Ecological data for species population densities are often characterized by a large proportion of zero values accompanied by a skewed distribution of remaining values, including occasional extremes (Pennington 1996; Martin *et al*. 2005). Ignoring these features could lead to incorrect estimates of quantities of interest (e.g. mean biomass, probability of presence) and their associated uncertainty, and possibly to incorrect conclusions (Martin *et al*. 2005). Zero values in species population densities can originate from two general sources, with consequences for the appropriate analytical approach used to make inferences [see review in Martin *et al*. (2005)]. *True zeros* can occur as a direct result of the effect under study (e.g. suitability of a given habitat) or as a stochastic result of sampling from areas of low density. On the other hand, *false zeros* can occur as a result of detection limits or observer effects. Our interest here lies in *true zeros*.

Standard continuous probability distributions such as the normal, gamma or log-normal are often inappropriate for the analysis of zero-inflated biomass data, even with ad hoc assumptions such as the addition of constants to create a mass at zero. A better approach is to use so-called two parts, hurdle or Delta models, which assume that zero and nonzero data arise, respectively, from separate processes (Stefansson 1996; Punt *et al*. 2000; Ortiz & Arocha 2004; Maunder & Punt 2004). This method does not require the addition of a constant, which can introduce a bias in the data. This model is also very flexible as covariates can be added in the zero and nonzero parts of the model using conventional generalized linear modelling techniques. However, the break between zero and nonzero values presents a particularly unnatural discontinuity in density data, where many zeros are actually stochastic clues of a strong gradient of decreasing biomass quantities. A second approach is the use of a positive distribution that simultaneously incorporates zeros and positive quantities. Jorgensen (1987) proposed the exponential dispersion model, with a power variance function. This model, also known as the Tweedie distribution, handles zero-inflated data without treating the zero and nonzero values separately. The Tweedie model and its variants have been applied to fisheries data (Candy 2004; Shono 2008; Foster & Bravington 2012; Lecomte *et al*. 2013). In this article, we rely on a gamma marked compound Poisson, named compound Poisson-gamma model (CPG), a member of the Tweedie family. Foster & Bravington (2012) extended it to be more flexible when covariates can affect parameters. They showed that the CPG mean–variance relationship is not necessarily constant, conversely to the Tweedie distribution (Foster & Bravington 2012). Parsimonious variant of this distribution, using exponential rather than gamma variables, has also been used [e.g. Ancelet *et al*. (2010)].

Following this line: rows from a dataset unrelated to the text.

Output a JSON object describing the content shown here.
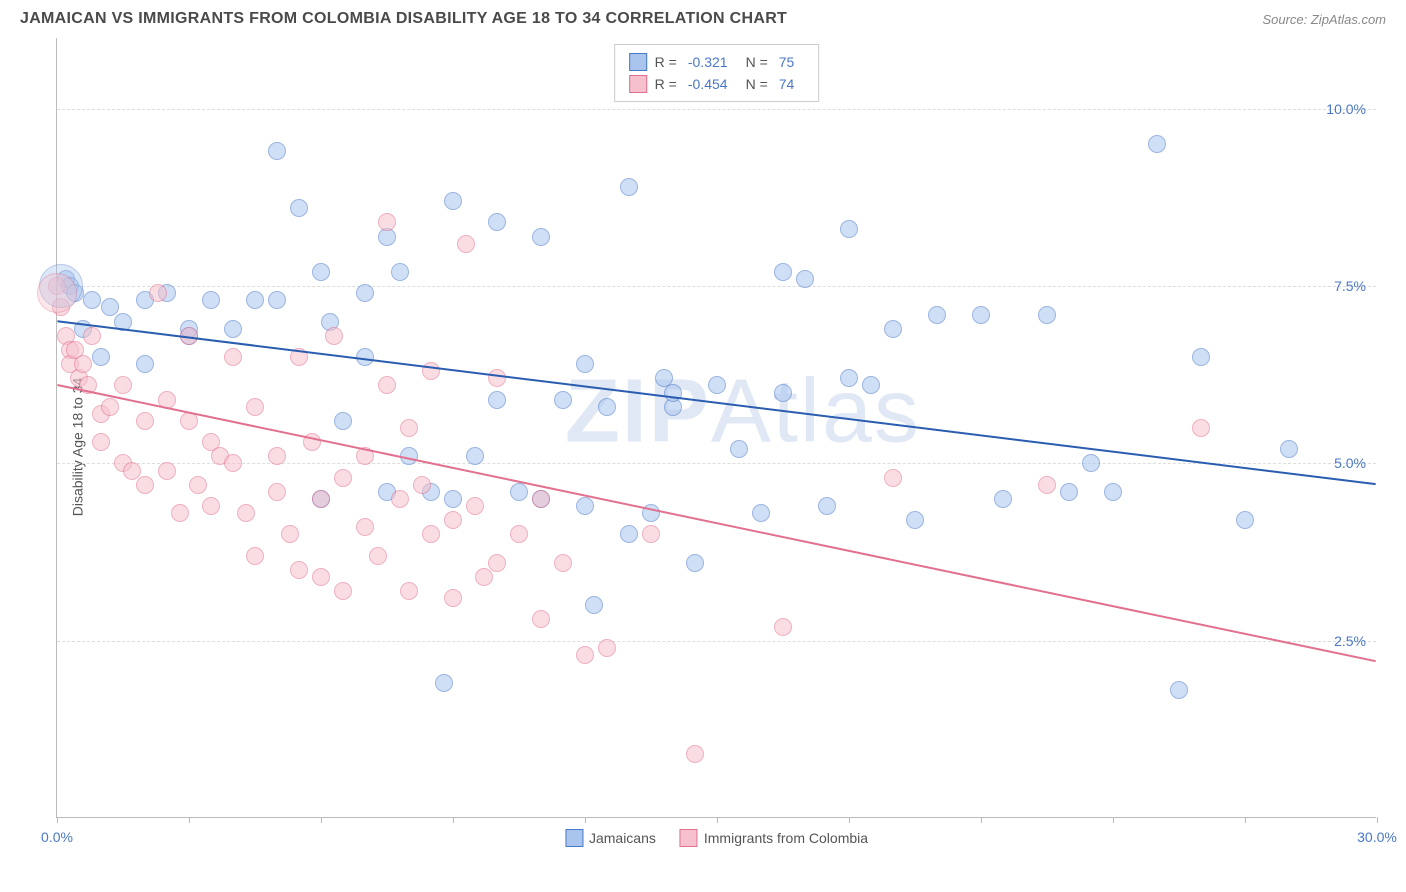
{
  "title": "JAMAICAN VS IMMIGRANTS FROM COLOMBIA DISABILITY AGE 18 TO 34 CORRELATION CHART",
  "source": "Source: ZipAtlas.com",
  "ylabel": "Disability Age 18 to 34",
  "watermark_bold": "ZIP",
  "watermark_thin": "Atlas",
  "chart": {
    "type": "scatter-with-trend",
    "background_color": "#ffffff",
    "grid_color": "#dddddd",
    "axis_color": "#bbbbbb",
    "tick_label_color": "#4a78c9",
    "xlim": [
      0,
      30
    ],
    "ylim": [
      0,
      11
    ],
    "xticks": [
      0,
      3,
      6,
      9,
      12,
      15,
      18,
      21,
      24,
      27,
      30
    ],
    "xtick_labels": {
      "0": "0.0%",
      "30": "30.0%"
    },
    "yticks": [
      2.5,
      5.0,
      7.5,
      10.0
    ],
    "ytick_labels": [
      "2.5%",
      "5.0%",
      "7.5%",
      "10.0%"
    ],
    "point_radius": 9,
    "point_stroke_width": 1.5,
    "trend_line_width": 2,
    "series": [
      {
        "name": "Jamaicans",
        "fill": "#a9c5ee",
        "stroke": "#4a78c9",
        "fill_opacity": 0.55,
        "r_value": "-0.321",
        "n_value": "75",
        "trend": {
          "x1": 0,
          "y1": 7.0,
          "x2": 30,
          "y2": 4.7,
          "color": "#2a5db0"
        },
        "points": [
          [
            0.2,
            7.6
          ],
          [
            0.3,
            7.5
          ],
          [
            0.4,
            7.4
          ],
          [
            0.6,
            6.9
          ],
          [
            0.8,
            7.3
          ],
          [
            1.0,
            6.5
          ],
          [
            1.2,
            7.2
          ],
          [
            1.5,
            7.0
          ],
          [
            2.0,
            6.4
          ],
          [
            2.0,
            7.3
          ],
          [
            2.5,
            7.4
          ],
          [
            3.0,
            6.8
          ],
          [
            3.0,
            6.9
          ],
          [
            3.5,
            7.3
          ],
          [
            4.0,
            6.9
          ],
          [
            4.5,
            7.3
          ],
          [
            5.0,
            7.3
          ],
          [
            5.0,
            9.4
          ],
          [
            5.5,
            8.6
          ],
          [
            6.0,
            4.5
          ],
          [
            6.0,
            7.7
          ],
          [
            6.2,
            7.0
          ],
          [
            6.5,
            5.6
          ],
          [
            7.0,
            6.5
          ],
          [
            7.0,
            7.4
          ],
          [
            7.5,
            8.2
          ],
          [
            7.5,
            4.6
          ],
          [
            7.8,
            7.7
          ],
          [
            8.0,
            5.1
          ],
          [
            8.5,
            4.6
          ],
          [
            8.8,
            1.9
          ],
          [
            9.0,
            4.5
          ],
          [
            9.0,
            8.7
          ],
          [
            9.5,
            5.1
          ],
          [
            10.0,
            5.9
          ],
          [
            10.0,
            8.4
          ],
          [
            10.5,
            4.6
          ],
          [
            11.0,
            8.2
          ],
          [
            11.0,
            4.5
          ],
          [
            11.5,
            5.9
          ],
          [
            12.0,
            4.4
          ],
          [
            12.0,
            6.4
          ],
          [
            12.2,
            3.0
          ],
          [
            12.5,
            5.8
          ],
          [
            13.0,
            8.9
          ],
          [
            13.0,
            4.0
          ],
          [
            13.5,
            4.3
          ],
          [
            14.0,
            5.8
          ],
          [
            14.0,
            6.0
          ],
          [
            14.5,
            3.6
          ],
          [
            15.0,
            6.1
          ],
          [
            15.5,
            5.2
          ],
          [
            16.0,
            4.3
          ],
          [
            16.5,
            6.0
          ],
          [
            16.5,
            7.7
          ],
          [
            17.0,
            7.6
          ],
          [
            17.5,
            4.4
          ],
          [
            18.0,
            6.2
          ],
          [
            18.0,
            8.3
          ],
          [
            18.5,
            6.1
          ],
          [
            19.0,
            6.9
          ],
          [
            19.5,
            4.2
          ],
          [
            20.0,
            7.1
          ],
          [
            21.0,
            7.1
          ],
          [
            21.5,
            4.5
          ],
          [
            22.5,
            7.1
          ],
          [
            23.0,
            4.6
          ],
          [
            24.0,
            4.6
          ],
          [
            25.0,
            9.5
          ],
          [
            25.5,
            1.8
          ],
          [
            26.0,
            6.5
          ],
          [
            27.0,
            4.2
          ],
          [
            28.0,
            5.2
          ],
          [
            23.5,
            5.0
          ],
          [
            13.8,
            6.2
          ]
        ]
      },
      {
        "name": "Immigrants from Colombia",
        "fill": "#f6c1cd",
        "stroke": "#e2708f",
        "fill_opacity": 0.55,
        "r_value": "-0.454",
        "n_value": "74",
        "trend": {
          "x1": 0,
          "y1": 6.1,
          "x2": 30,
          "y2": 2.2,
          "color": "#e2708f"
        },
        "points": [
          [
            0.0,
            7.5
          ],
          [
            0.1,
            7.2
          ],
          [
            0.2,
            6.8
          ],
          [
            0.3,
            6.6
          ],
          [
            0.3,
            6.4
          ],
          [
            0.4,
            6.6
          ],
          [
            0.5,
            6.2
          ],
          [
            0.6,
            6.4
          ],
          [
            0.7,
            6.1
          ],
          [
            0.8,
            6.8
          ],
          [
            1.0,
            5.7
          ],
          [
            1.0,
            5.3
          ],
          [
            1.2,
            5.8
          ],
          [
            1.5,
            5.0
          ],
          [
            1.5,
            6.1
          ],
          [
            1.7,
            4.9
          ],
          [
            2.0,
            5.6
          ],
          [
            2.0,
            4.7
          ],
          [
            2.3,
            7.4
          ],
          [
            2.5,
            5.9
          ],
          [
            2.5,
            4.9
          ],
          [
            2.8,
            4.3
          ],
          [
            3.0,
            5.6
          ],
          [
            3.0,
            6.8
          ],
          [
            3.2,
            4.7
          ],
          [
            3.5,
            5.3
          ],
          [
            3.5,
            4.4
          ],
          [
            3.7,
            5.1
          ],
          [
            4.0,
            6.5
          ],
          [
            4.0,
            5.0
          ],
          [
            4.3,
            4.3
          ],
          [
            4.5,
            5.8
          ],
          [
            4.5,
            3.7
          ],
          [
            5.0,
            5.1
          ],
          [
            5.0,
            4.6
          ],
          [
            5.3,
            4.0
          ],
          [
            5.5,
            6.5
          ],
          [
            5.5,
            3.5
          ],
          [
            5.8,
            5.3
          ],
          [
            6.0,
            4.5
          ],
          [
            6.0,
            3.4
          ],
          [
            6.3,
            6.8
          ],
          [
            6.5,
            4.8
          ],
          [
            6.5,
            3.2
          ],
          [
            7.0,
            5.1
          ],
          [
            7.0,
            4.1
          ],
          [
            7.3,
            3.7
          ],
          [
            7.5,
            8.4
          ],
          [
            7.5,
            6.1
          ],
          [
            7.8,
            4.5
          ],
          [
            8.0,
            5.5
          ],
          [
            8.0,
            3.2
          ],
          [
            8.3,
            4.7
          ],
          [
            8.5,
            6.3
          ],
          [
            8.5,
            4.0
          ],
          [
            9.0,
            4.2
          ],
          [
            9.0,
            3.1
          ],
          [
            9.5,
            4.4
          ],
          [
            9.7,
            3.4
          ],
          [
            10.0,
            6.2
          ],
          [
            10.0,
            3.6
          ],
          [
            10.5,
            4.0
          ],
          [
            11.0,
            4.5
          ],
          [
            11.0,
            2.8
          ],
          [
            11.5,
            3.6
          ],
          [
            12.0,
            2.3
          ],
          [
            12.5,
            2.4
          ],
          [
            13.5,
            4.0
          ],
          [
            14.5,
            0.9
          ],
          [
            16.5,
            2.7
          ],
          [
            19.0,
            4.8
          ],
          [
            22.5,
            4.7
          ],
          [
            26.0,
            5.5
          ],
          [
            9.3,
            8.1
          ]
        ]
      }
    ]
  },
  "legend_top_labels": {
    "r": "R =",
    "n": "N ="
  },
  "legend_bottom": [
    "Jamaicans",
    "Immigrants from Colombia"
  ]
}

In many studies, the effort involved in obtaining a sample (henceforth called the sampling volume, but could also include swept areas, sampling durations, etc) can vary among sampling events. These differences in the sampling volume have to be accounted for in the analysis. Variable sampling volume is accounted for directly in the modelling for the CPG approach by scaling a parameter, whereas recourse to a generalized linear model to take into account the sampling volume as a covariate or an offset is required for the delta-gamma (DG) approach (Maunder & Punt 2004). Such different approaches to dealing with variable sampling volumes are likely to affect estimation reliability for quantities of interest (e.g. mean quantity, probability of presence).

This study evaluates the relative robustness of the DG and CPG approaches for estimating biomasses and presence probabilities under variable sampling volumes conditions in three ways. Firstly, the form and analytical properties of the two models are presented and contrasted from a theoretical perspective. Secondly, simulations were used to evaluate the robustness of the proposed models and compare their fitting abilities with variable volumes with different variances. Thirdly, the two approaches are applied to catch data from a commercial groundfish trawl fishery. Theory and analyses of simulated and observed data have all indicated that the CPG approach outperforms the DG approach under variable sampling volumes.